The core idea
Word2vec is a method, published by a Google team in 2013, for turning words into dense numeric vectors called embeddings. Its guiding principle is the distributional hypothesis: words that appear in similar contexts tend to have similar meanings. By training a small neural network to predict context, word2vec arranges words in a high-dimensional space where semantically related words sit close together. This replaced clumsy one-hot encodings — where every word is an isolated symbol — with a continuous map of meaning.
Skip-gram and CBOW
Word2vec comes in two flavours, defined by what they predict. In skip-gram, the network is given a single word and learns to predict the words around it. This handles rare words well because each occurrence generates several training signals. In CBOW (Continuous Bag of Words), the network does the opposite: it predicts a target word from the average of its surrounding context words. CBOW is faster and works well for frequent words. Both objectives nudge the network to assign similar vectors to words that share contexts, and the hidden layer weights become the word embeddings.

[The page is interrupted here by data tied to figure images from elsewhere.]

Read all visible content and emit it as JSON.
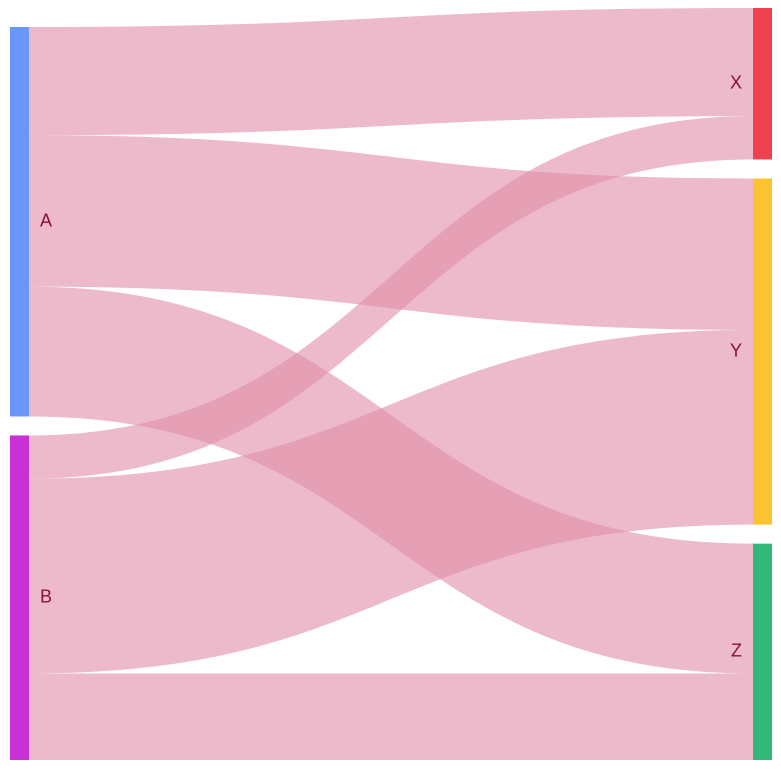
{
  "chart_data": {
    "type": "sankey",
    "nodes": [
      {
        "id": "A",
        "label": "A",
        "color": "#6a96ff"
      },
      {
        "id": "B",
        "label": "B",
        "color": "#c831d3"
      },
      {
        "id": "X",
        "label": "X",
        "color": "#ef4150"
      },
      {
        "id": "Y",
        "label": "Y",
        "color": "#fbc232"
      },
      {
        "id": "Z",
        "label": "Z",
        "color": "#31b87a"
      }
    ],
    "links": [
      {
        "source": "A",
        "target": "X",
        "value": 5
      },
      {
        "source": "A",
        "target": "Y",
        "value": 7
      },
      {
        "source": "A",
        "target": "Z",
        "value": 6
      },
      {
        "source": "B",
        "target": "X",
        "value": 2
      },
      {
        "source": "B",
        "target": "Y",
        "value": 9
      },
      {
        "source": "B",
        "target": "Z",
        "value": 4
      }
    ],
    "link_color": "#e190aa",
    "link_opacity": 0.62
  }
}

Vector arithmetic and analogies
The most striking result was that relationships became directions in the vector space. The classic demonstration is the equation king − man + woman ≈ queen: subtracting the “man” vector and adding the “woman” vector moves you from king to a point near queen. Similar arithmetic captured capital-of-country and verb-tense relationships. This showed embeddings encode structured semantic relationships, not merely a similarity score — a property that made them genuinely useful rather than just a clever compression.
Why it mattered
Before word2vec, most natural-language systems treated words as discrete IDs with no notion that “happy” and “joyful” are related. Learned embeddings let downstream models start from a representation that already encodes meaning, improving everything from sentiment analysis to machine translation. Word2vec was also fast and trainable on ordinary hardware over large text corpora, which helped the idea spread quickly. It kicked off a wave of embedding methods such as GloVe and fastText.
Word2vec’s legacy
Modern systems rarely use word2vec directly. Its embeddings are static: the word “bank” gets one vector regardless of whether it means a riverbank or a financial institution. Transformer models like BERT produce contextual embeddings that change with the sentence, which is far more powerful. But the core idea — represent meaning as a learned vector and let geometry capture similarity — is the direct ancestor of the embeddings that power today’s semantic search, recommendation engines, and retrieval-augmented generation. Word2vec proved that idea worked, and everything since builds on it.